Volume III - Church History

Thirteenth Century

Russia

In the 13th century Kieven Rus was overwhelmed by the Mongolian invasion. The Tatar Yoke fell over the land when Khan Batu, a grandson of the Mongolian conqueror Ghengis Khan, led the four hundred thousand horsemen of the Golden Horde into the Russian lands in 1237. The Kievan state collapsed in 1240.

nevsky

In 1231 Alexander Nevsky (1219–1263) became the prince of Novgorod. This independent, large city-republic in the northwest had its own unique form of republican government, as well as its own particular spiritual, architectural, and iconographic traditions. In 1240, at the age of only 21, Alexander led the Russians in a victorious battle at the Neva River against the Roman Catholic Swedes, who were invading from the northwest at this moment of terrible crisis in Russia.

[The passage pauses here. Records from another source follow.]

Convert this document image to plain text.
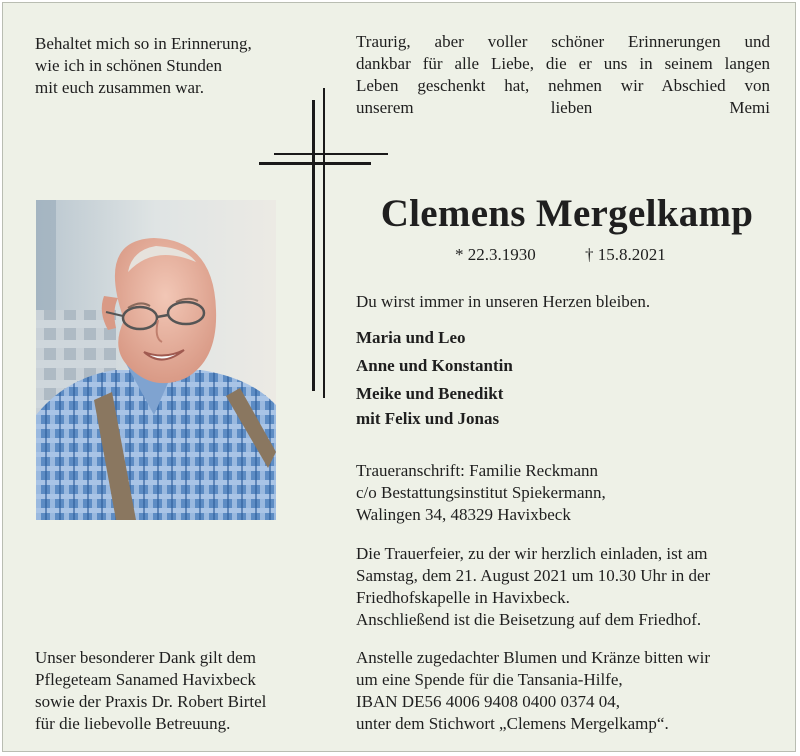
Behaltet mich so in Erinnerung,
wie ich in schönen Stunden
mit euch zusammen war.

Traurig, aber voller schöner Erinnerungen und
dankbar für alle Liebe, die er uns in seinem langen
Leben geschenkt hat, nehmen wir Abschied von
unserem lieben Memi

Clemens Mergelkamp
* 22.3.1930	† 15.8.2021

Du wirst immer in unseren Herzen bleiben.

Maria und Leo
Anne und Konstantin
Meike und Benedikt
mit Felix und Jonas

Traueranschrift: Familie Reckmann
c/o Bestattungsinstitut Spiekermann,
Walingen 34, 48329 Havixbeck

Die Trauerfeier, zu der wir herzlich einladen, ist am
Samstag, dem 21. August 2021 um 10.30 Uhr in der
Friedhofskapelle in Havixbeck.
Anschließend ist die Beisetzung auf dem Friedhof.

Anstelle zugedachter Blumen und Kränze bitten wir
um eine Spende für die Tansania-Hilfe,
IBAN DE56 4006 9408 0400 0374 04,
unter dem Stichwort „Clemens Mergelkamp“.

Unser besonderer Dank gilt dem
Pflegeteam Sanamed Havixbeck
sowie der Praxis Dr. Robert Birtel
für die liebevolle Betreuung.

In 1242 he led the successful resistance against another invading force from the West—this time, the Teutonic Knights from modern-day northern Germany, Lithuanian, and Latvia.

After these two brilliant victories, Alexander was pressured by many of his fellow Russian princes to raise up a counterattack against the Tatars. But he wisely understood that the Tatars were far too strong for the Russians to drive out. In addition, he knew that the Westerners were a much greater threat to the integrity of the Orthodox Church than were the Tatars, for the Swedes and the Germans would have imposed their Roman Catholicism upon the Russians, while the Tatars allowed the Church the freedom to carry on basically without restriction, and even with a certain amount of protection.

In 1247, Prince Alexander traveled to Khan Batu’s headquarters at Sarai, in the Volga Delta, humbly seeking mercy for the Russian people from the Tatars. Alexander agreed to pay annual tribute to the Khan in order to have peace for his people. He returned with the title of Grand Prince of Kiev, and the responsibility to assure that all the Russian princes paid the tribute money and remained subservient to the Tatars. Several times his fellow Russians tried to revolt, but each time the uprising was crushed by the Tatars, and each time Prince Alexander traveled to Sarai to beg the Khan that there be no further reprisals.

Alexander died in 1263 at the age of 44. In 1380 he was glorified as a saint by the Russian Church for his personal holiness, his military bravery, and his practical wisdom and diplomacy—all of which he dedicated selflessly to the service of his people as a true Christian statesman.

Saint Alexander Nevsky was ably supported by Metropolitan Cyril of Kiev (r. 1242–1281), a native Russian (nearly all the previous metropolitans of Kiev had been Greek). This cooperation between the grand prince and the metropolitan laid the foundation for the close Church-State relations that existed in Russia until the 20th century.